All great cities operate on a philosophy like 3 Card Monte. It's not about finding what's real; it's about never really finding it. Louisville isn't any different. The basic idea of a Tourist Economy is a simple one: distract them with glitter so no one sees the gloom. GPS makes this easier, as entire neighborhoods can be erased without having to start one bulldozer. After all, the powers-that-be don't want total strangers to go and see where the old bones show through.

But that's not what I want to see when I'm out in LA. I want to see the old bones of Los Angeles. I think I catch glimpses of it, in the same way you catch glimpses of nipple during a burlesque show. It's difficult to tell, though, if what I see are the bones or the statistically acceptable brutality of a city that is so expensive to live in that it's losing 100 people a week.

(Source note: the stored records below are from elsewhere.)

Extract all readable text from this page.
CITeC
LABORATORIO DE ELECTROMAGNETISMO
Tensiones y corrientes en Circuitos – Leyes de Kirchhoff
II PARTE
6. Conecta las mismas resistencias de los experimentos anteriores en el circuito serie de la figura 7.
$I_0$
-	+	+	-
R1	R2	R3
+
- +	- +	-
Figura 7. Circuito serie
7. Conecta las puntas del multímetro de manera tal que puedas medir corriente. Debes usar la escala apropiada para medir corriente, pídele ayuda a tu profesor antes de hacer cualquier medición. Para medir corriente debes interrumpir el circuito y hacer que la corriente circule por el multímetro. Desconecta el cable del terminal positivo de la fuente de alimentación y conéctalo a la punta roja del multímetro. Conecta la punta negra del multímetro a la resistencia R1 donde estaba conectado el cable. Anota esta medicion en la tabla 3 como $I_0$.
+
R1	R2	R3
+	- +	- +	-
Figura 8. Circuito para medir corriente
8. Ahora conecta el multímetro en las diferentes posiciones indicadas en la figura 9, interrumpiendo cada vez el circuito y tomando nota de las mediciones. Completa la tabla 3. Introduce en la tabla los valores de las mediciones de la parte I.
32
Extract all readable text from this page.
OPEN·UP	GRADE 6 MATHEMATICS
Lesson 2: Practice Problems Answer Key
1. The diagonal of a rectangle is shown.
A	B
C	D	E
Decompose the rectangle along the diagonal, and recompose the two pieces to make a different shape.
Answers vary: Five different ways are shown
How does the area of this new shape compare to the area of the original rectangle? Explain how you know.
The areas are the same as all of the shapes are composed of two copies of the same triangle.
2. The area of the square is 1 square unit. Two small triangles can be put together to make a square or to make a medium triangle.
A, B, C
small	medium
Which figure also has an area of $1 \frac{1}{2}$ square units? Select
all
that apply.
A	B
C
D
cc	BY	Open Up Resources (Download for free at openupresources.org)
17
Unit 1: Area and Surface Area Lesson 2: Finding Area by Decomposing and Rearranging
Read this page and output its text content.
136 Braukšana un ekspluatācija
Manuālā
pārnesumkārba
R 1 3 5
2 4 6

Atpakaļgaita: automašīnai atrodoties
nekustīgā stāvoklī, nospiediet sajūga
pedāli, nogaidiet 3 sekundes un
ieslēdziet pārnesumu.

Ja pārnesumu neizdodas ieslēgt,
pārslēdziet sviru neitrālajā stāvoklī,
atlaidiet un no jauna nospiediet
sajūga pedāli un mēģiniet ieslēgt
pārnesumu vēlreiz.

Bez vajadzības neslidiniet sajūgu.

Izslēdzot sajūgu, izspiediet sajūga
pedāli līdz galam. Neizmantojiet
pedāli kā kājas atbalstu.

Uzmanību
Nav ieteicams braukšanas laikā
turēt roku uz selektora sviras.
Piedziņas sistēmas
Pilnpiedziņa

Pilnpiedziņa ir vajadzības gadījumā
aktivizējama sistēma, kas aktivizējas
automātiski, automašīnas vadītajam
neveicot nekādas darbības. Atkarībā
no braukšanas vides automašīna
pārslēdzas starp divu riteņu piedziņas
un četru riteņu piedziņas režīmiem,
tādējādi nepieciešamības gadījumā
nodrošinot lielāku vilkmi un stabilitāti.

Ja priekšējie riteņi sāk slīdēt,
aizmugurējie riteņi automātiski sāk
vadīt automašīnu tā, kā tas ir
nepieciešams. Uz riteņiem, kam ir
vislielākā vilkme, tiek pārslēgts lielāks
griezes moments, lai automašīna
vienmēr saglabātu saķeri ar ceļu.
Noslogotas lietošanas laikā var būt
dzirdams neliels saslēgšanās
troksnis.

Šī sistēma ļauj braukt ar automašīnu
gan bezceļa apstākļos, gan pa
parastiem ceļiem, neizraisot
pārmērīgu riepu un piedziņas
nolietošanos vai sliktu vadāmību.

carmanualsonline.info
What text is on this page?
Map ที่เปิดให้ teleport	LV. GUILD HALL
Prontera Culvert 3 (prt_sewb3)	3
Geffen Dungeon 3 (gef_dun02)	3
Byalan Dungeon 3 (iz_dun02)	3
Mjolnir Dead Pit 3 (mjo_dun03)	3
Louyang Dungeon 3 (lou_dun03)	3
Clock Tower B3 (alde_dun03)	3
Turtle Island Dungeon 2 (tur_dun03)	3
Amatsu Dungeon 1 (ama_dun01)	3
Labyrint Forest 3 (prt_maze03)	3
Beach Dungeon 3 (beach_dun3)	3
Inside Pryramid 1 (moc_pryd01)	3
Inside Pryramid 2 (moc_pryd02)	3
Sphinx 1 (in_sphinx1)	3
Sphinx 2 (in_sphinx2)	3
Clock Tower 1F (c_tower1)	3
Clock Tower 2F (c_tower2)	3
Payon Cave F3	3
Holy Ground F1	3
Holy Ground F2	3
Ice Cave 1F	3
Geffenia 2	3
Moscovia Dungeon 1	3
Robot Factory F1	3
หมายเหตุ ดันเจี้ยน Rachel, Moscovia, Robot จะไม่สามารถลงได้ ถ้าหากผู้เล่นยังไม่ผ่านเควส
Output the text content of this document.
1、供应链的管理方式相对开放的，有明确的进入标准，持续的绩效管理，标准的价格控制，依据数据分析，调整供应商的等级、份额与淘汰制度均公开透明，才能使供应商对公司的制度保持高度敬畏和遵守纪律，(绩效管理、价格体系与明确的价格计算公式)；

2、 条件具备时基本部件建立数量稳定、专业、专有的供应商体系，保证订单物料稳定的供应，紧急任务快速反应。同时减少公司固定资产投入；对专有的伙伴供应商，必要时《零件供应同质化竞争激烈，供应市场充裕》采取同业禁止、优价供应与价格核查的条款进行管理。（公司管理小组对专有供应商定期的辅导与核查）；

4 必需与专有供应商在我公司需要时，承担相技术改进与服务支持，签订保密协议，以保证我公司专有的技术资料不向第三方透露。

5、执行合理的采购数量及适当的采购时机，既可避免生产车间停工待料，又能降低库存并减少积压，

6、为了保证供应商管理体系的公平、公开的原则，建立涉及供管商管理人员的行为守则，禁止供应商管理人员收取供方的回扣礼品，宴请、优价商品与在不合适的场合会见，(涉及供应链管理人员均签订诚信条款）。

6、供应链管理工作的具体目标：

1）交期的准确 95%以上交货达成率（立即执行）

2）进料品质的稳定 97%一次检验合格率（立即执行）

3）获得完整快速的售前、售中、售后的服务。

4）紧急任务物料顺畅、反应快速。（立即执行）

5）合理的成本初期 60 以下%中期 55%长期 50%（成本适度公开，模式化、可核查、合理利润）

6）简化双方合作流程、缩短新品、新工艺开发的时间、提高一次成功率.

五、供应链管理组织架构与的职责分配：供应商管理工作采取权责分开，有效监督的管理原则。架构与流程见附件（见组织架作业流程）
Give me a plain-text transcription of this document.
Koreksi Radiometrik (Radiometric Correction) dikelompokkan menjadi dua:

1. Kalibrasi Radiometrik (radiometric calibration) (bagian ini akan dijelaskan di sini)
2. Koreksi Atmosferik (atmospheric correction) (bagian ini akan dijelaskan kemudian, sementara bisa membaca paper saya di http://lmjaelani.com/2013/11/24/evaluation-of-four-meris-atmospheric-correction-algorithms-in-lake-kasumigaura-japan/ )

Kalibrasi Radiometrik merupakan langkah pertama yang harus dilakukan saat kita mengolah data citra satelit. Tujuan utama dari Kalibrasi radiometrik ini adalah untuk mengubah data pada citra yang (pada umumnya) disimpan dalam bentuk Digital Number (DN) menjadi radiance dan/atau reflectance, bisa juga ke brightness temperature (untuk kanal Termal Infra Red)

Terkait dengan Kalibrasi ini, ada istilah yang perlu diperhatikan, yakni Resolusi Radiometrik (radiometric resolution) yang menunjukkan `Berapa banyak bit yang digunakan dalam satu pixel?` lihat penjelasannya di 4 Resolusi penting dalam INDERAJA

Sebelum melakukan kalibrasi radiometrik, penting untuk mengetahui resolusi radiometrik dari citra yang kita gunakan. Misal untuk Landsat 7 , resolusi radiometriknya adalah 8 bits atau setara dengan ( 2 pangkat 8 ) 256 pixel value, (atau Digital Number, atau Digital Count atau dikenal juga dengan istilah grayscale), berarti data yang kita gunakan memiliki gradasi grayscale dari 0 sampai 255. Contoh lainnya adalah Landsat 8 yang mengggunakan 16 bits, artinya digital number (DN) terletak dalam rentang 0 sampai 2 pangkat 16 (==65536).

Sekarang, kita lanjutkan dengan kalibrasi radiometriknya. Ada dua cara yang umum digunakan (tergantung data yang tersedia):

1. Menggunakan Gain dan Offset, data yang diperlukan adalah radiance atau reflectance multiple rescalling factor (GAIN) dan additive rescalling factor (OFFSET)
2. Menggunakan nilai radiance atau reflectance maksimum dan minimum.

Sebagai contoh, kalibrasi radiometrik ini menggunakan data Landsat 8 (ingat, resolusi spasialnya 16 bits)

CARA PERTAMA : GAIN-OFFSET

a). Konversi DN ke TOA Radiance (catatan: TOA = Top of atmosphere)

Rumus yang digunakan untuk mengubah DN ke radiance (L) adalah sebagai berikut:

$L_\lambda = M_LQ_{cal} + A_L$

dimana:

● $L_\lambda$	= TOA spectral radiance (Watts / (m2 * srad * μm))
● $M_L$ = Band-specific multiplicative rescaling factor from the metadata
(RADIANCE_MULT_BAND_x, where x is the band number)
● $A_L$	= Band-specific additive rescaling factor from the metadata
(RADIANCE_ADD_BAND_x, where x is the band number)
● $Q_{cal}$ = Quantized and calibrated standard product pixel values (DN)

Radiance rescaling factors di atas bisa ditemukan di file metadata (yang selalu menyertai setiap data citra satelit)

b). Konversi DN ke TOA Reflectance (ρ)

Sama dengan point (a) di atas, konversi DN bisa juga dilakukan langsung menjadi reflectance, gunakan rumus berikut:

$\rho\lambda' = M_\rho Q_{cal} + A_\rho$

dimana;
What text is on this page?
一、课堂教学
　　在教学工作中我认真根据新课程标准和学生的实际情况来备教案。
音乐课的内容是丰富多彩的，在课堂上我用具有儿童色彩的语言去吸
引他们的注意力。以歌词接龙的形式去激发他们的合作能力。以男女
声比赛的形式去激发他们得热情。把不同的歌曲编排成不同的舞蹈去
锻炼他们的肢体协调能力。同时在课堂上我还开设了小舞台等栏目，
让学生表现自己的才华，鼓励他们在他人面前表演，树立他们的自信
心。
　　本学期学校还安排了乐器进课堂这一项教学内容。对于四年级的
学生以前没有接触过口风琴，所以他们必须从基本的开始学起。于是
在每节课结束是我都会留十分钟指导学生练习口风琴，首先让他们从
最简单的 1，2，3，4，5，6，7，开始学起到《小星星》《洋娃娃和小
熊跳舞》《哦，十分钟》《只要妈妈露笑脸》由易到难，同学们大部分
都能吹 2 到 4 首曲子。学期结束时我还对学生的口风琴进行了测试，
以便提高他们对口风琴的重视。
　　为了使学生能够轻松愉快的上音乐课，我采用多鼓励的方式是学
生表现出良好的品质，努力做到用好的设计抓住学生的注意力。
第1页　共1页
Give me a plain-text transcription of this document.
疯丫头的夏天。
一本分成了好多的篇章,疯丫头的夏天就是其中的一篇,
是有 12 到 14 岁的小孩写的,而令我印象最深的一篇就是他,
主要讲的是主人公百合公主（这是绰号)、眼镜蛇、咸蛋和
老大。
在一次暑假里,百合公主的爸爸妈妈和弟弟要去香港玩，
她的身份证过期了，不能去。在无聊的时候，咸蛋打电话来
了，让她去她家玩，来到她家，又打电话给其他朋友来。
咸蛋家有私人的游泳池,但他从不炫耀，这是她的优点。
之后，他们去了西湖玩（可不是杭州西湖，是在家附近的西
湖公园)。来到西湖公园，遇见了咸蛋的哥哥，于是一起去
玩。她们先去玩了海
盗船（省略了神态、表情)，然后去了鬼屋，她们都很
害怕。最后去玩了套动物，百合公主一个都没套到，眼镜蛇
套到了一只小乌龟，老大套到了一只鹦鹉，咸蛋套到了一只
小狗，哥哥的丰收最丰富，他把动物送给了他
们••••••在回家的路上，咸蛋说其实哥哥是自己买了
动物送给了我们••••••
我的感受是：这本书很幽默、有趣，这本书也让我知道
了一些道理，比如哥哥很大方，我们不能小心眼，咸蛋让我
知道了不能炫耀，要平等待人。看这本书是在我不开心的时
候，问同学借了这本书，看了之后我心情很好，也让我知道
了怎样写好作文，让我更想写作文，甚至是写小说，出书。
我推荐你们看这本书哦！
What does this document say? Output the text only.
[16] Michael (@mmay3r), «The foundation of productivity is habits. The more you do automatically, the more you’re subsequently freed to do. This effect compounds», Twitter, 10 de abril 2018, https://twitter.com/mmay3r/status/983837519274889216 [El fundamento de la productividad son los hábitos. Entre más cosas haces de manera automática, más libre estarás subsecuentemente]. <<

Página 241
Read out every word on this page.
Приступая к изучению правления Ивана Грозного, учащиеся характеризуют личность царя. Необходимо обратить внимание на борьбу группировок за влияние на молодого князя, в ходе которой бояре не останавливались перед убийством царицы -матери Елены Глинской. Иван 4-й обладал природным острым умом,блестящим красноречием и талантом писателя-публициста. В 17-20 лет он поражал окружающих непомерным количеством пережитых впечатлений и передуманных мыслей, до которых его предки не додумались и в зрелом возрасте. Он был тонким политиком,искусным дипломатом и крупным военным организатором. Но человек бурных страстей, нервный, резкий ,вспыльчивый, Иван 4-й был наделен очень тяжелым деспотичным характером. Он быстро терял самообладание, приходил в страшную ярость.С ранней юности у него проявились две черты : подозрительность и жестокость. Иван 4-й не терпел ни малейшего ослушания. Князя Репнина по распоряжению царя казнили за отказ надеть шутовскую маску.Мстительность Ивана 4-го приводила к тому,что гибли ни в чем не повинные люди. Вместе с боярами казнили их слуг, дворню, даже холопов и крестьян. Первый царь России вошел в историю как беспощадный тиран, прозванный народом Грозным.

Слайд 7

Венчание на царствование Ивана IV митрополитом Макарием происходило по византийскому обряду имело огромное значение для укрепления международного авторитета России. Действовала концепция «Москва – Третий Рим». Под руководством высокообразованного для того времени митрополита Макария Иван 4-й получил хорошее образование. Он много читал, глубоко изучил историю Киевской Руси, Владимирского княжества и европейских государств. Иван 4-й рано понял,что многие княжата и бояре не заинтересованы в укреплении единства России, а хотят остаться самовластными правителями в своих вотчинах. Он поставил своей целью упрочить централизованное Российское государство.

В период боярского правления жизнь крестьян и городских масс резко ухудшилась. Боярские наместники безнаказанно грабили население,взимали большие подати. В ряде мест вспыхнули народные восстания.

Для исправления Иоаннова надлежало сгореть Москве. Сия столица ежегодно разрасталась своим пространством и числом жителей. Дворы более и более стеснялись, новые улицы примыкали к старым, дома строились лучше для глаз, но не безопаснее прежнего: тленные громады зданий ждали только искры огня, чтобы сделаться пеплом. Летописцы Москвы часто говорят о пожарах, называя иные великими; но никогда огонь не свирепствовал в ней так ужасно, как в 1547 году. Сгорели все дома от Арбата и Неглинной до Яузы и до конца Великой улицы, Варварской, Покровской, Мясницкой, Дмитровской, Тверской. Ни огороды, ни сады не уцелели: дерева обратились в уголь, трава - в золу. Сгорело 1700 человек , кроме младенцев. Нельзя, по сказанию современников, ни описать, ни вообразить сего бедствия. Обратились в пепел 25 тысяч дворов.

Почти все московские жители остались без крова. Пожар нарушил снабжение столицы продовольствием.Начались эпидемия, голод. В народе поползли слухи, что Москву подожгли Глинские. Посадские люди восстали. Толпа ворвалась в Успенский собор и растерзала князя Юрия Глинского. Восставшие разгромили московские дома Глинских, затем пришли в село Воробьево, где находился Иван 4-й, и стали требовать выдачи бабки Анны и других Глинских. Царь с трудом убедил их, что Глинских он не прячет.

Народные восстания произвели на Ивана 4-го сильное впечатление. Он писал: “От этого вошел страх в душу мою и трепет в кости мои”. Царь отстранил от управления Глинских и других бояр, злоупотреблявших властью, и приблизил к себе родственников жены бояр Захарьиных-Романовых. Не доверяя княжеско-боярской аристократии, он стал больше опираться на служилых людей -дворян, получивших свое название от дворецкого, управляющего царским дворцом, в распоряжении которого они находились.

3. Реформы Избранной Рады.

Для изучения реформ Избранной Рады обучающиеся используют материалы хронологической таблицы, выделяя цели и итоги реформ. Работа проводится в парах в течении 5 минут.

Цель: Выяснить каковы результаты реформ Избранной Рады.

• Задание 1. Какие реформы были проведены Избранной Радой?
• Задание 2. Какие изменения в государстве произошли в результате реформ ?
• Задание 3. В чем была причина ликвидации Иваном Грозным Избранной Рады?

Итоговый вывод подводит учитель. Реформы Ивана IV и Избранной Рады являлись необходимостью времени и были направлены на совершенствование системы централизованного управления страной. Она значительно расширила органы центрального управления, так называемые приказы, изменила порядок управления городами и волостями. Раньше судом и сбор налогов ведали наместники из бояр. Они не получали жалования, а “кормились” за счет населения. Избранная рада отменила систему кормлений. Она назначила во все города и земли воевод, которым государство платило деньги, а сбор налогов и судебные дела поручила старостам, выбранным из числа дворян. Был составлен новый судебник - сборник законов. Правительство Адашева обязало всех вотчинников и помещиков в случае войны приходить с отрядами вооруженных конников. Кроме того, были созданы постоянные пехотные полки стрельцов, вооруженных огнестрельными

I stopped trying to count the number of homeless folks and camps I saw, just riding around between class and my motel in Culver City. In most cases, they are tucked away, or on public land that has no other use -- which is a good thing, because if it did have use, those people would be pushed off. The camps one block from the train station right on the sidewalk, are probably the most brazen. An entire litle corner just on Alameda had a small community of three tents, and a man was flying nearby. Just far enough away from Union Station not to make it in any of the brochures or website or prime time television show. The homeless in LA are like the palm trees. They're like the excessive number of cars on the 405. They're like random movie star sightings at restaurants that are all ambience and with no street parking.  They're like these small towns rolling outside the windows of the observation car -- a passing curiosity quickly forgotten when the next scene is pulled in our vision.

Barreling through the sunrise
desert dust perma-frost in all directions
like the rolling empty corn fields
stretched ahead on the other side of the river.